«Если», 2012 № 05
Шрифт:
Нужно еще понимать, что не в характере Евграфыча было прятаться, если, конечно, того не требовала боевая обстановка. Скрываться от своих тот считал ниже достоинства. Опять же, несмотря на некоторую язвительность, натура у Евграфыча была легкая, свойская, людей не напрягающая. Где бы он ни служил, к нему очень быстро привыкали, и подавляющее большинство даже считало человеком, а многие и знать не хотели, кто он такой на самом деле. Казусы, правда, тоже случались, о чем он, смеясь, рассказывал во время посиделок у Мефодьича. «Недолюбливали меня всегда различные, так сказать, официальные лица. При царе-батюшке полковой не жаловал — дескать, от нечистого. А как царя не стало, другая беда — замполит. Не укладываюсь ему, понимаешь
Но после Великой Отечественной Евграфыч вдруг решил, что хватит с него, нужно переходить к мирному строительству. И пошел в музей. Подумал, что он-то продолжает существовать, пускай как нежить, а вон сколько народу сгинуло на полях без следа. Хотя бы память о них сохранить надо. Это и стало новой движущей силой, что не давала сгинуть самому Евграфычу.

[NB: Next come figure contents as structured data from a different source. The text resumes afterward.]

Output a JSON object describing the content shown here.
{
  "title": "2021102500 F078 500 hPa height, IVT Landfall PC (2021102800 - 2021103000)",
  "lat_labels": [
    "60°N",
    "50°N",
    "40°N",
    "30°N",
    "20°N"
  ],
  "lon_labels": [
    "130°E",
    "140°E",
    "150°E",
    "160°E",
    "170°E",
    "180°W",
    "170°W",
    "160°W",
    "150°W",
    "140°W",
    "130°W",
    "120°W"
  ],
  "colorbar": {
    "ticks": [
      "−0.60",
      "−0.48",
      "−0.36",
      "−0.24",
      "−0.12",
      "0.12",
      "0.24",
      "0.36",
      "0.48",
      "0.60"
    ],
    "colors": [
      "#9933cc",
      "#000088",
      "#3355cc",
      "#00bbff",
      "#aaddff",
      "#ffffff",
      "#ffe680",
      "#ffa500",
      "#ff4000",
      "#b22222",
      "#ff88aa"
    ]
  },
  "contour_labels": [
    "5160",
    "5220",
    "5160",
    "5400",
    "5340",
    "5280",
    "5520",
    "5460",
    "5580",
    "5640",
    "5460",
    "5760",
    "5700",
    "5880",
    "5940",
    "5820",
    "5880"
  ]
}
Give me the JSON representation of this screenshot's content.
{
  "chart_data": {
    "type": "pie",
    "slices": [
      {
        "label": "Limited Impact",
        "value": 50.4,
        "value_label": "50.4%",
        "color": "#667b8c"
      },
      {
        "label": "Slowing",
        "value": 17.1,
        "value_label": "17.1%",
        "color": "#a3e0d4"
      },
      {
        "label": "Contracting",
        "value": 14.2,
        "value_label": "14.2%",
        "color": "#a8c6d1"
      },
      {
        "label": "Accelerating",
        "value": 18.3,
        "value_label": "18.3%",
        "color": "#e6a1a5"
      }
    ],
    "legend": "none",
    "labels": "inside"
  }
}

В музее он тоже быстро прижился. Как всегда, не особенно таился, но и напоказ себя не выставлял. Дело в том, что домовые избегают общения с людьми отнюдь не потому, что боятся или предрассудки какие имеют. Просто если нежить встречается с живым человеком, то жизненная сила, по закону сообщающихся сосудов, потечет туда, где пусто. Нормальные люди друг с другом обмениваются, так и существуют. А нежити отдать нечего. Потому, скажем, если живой человек в загробное царство попадет, как Орфей, он там недолго живым пробудет, это все равно что без скафандра в открытый космос выйти. Но домовые, они как кошки. То есть молока, шерсти и прочего с них не получишь, зато дом делают уютнее одним своим присутствием. Тут присмотрят, там подсобят, это и есть их плата за продление жизни. Едят они только для того, чтобы материальная оболочка жила. Здесь у них все, как у людей, на одной духовной пище не протянешь. Но лишний раз домовой на глаза людям показываться не станет, совесть поимеет, даром что нежить. Помнят, что и в них осталось что-то человеческое. Евграфыча же к людям тянуло, хотя и он палку не перегибал, все-таки служивый, а не энергетический вампир какой-нибудь. Как говорится, солдат ребенка не обидит.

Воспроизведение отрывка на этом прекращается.